In all drones there are losses incurred from the imposition of cantilevers in the efflux of the propellers, and by mounting them underneath these losses are absolved. There may be losses incurred from having moved the uppermost propeller that bit nearer to the lower, but instinct suggests that these will be negligible.

The efflux from a propeller is shaped like the horn of a trumpet in that it progressively narrows on departure to form a column somewhat smaller in diameter. Manufacturers of motors caution that up to 25% of thrust might be lost when motors are mounted in pairs one above another.

The only research I have seen on this found that once the lower propeller is around a third or half of the propeller diameter removed, losses are diminished altogether. This suggests that once our propellers on upper and lower quad are separated vertically by at least a foot, there is nothing to be gained by removing them further.

This aside, following the disappointment of our last test-flight I pledged to return to the drawing board and both redesign and rebuild a prototype that has more than an evens chance of success ~ and within the course of a month.

And this is it.

Wednesday, August 30, 2023

Rebuild #23


Here's the finished motor-mount. You can see that for the studio shot the axis of each motor on the lower quad was mounted full-square on the undercarriage leg. I'm from Apple's philosophy of design and tho' aesthetically that may look better, this is a more practical means of fixing motors for flight-testing. Prototyping involves selling out at times along the way.

Rebuild #22


We enjoyed ourselves at the studio, didn't we, but then life's not all beer and skittles and it's time to replace our plywood motor-mounts with something more substantial. I note that I've been too economical with the length of the cantilevers and the upshot is ~ and this is the benefit of prototyping in the absence of computer aided design ~ that the X-braces leave less clearance for the propeller arcs than is desired.
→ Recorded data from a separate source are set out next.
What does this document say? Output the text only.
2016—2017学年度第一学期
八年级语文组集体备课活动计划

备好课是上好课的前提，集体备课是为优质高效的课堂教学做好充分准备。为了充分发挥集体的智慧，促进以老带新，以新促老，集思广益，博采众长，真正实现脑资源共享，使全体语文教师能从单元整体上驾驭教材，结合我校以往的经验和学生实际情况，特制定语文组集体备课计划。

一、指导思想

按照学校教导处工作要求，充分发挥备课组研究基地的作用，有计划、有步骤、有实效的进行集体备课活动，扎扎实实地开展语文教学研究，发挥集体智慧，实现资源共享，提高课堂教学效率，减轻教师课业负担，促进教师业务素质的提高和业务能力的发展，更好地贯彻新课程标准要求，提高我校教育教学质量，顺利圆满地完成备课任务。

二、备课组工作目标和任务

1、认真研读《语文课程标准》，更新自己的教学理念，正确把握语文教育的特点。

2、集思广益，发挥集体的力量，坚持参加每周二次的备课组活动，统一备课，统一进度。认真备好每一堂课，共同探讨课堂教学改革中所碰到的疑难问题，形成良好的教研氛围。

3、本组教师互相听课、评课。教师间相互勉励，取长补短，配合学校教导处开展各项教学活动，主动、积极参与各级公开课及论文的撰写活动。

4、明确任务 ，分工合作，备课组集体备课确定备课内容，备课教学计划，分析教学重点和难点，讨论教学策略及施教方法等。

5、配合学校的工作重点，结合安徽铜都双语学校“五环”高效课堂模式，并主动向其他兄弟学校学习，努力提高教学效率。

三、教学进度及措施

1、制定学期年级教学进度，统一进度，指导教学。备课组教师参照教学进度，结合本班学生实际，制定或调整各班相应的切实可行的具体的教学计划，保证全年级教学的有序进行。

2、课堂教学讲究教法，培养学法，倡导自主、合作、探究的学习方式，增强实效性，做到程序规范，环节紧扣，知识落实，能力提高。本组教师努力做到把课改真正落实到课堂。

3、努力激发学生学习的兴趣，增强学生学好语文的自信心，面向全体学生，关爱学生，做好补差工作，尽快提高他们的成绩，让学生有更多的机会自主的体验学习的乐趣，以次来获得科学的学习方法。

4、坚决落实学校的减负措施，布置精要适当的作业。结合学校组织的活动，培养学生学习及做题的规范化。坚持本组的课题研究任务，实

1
Accordingly I set the axis of each motor on the inside edge of the cantilever an inch from the end, and fix an angle alloy to suit. I shall also file off the surplus alloy so that it matches the outline of the motor, for the sake of posterity: one day this will hang in a museum, as do two of our previous prototypes.

An advantage of offsetting the motors this way ~ and one from real-world experience of shifting these airframes around like furniture ~ is that it insets the propellers and thus protects them to some extent when the airframe is parked up against a wall or rolled on its side. Note the templates we are using, too. These were screen-saved from T-motor's tech spec and imported into Apple Pages where they were sized to suit prior to printing.

As I do all of this too, on the radio Seal is singing how, "In a world full of people only some want to fly, isn't that crazy?".

And he's right, isn't he?

Monday, August 28, 2023

Moon Shot


I take a couple dozen shots, though eventually select the first as representative of the species. Omitted are the batteries and ESCs (along with actual motors and propellers), because firstly they are elsewhere and secondly I wanted to exemplify the cleanliness and practicality of the design. Thanks are due as ever to Vessel Studios in Liverpool for the facilities.

Saturday, August 26, 2023

Tuna Sub


With the motors and propellers still at the workshop nearest the flying field where the previous prototype was test-flown, I mock up their appearance for the benefit of a PR shot at the studio in Liverpool. Tins of tuna sub for motors and it matters not whether in spring water or oil. Propellers are fashioned from flooring laminate, twisted with a heat-gun before being stuck to the tins with bathroom silicone.

If you don't intend flying your prototype, these make for a cheap and tasty alternative.

Thursday, August 24, 2023

Rebuild #21


Worth a pause now that the cross-braces are installed, which in the past when we've built similar airframes have prompted people to suggest that t looks vaguely like those TIE fighters that Darth Vader was apt to use during Star Wars... which I kind of like.

Next we've to turn our attention to the motor-mounts.

Zapata Airscooter


It's undoubtably good news that Franky Zapata has joined the fray, doubtless realising that the upfront and running costs of turbine jets are likely to cut the mustard for the PAV market. I did get to fly in a Harrier long since, and while the F35 jet fighter retains SVTOL capabilities, this is likely to be in order that it more easily be operated from off carriers.

Though it appears to be an octocopter, four of the arms include two propellers and so that makes a dozen... although as the TELEDRONE under development can be fitted with twelve motors too I'm relaxed about that. The outliers either side support hybrid motors that include petrol-engines in order to up the range, though whether they tilt forward is unclear from the ample arthouse renders that accompany the website.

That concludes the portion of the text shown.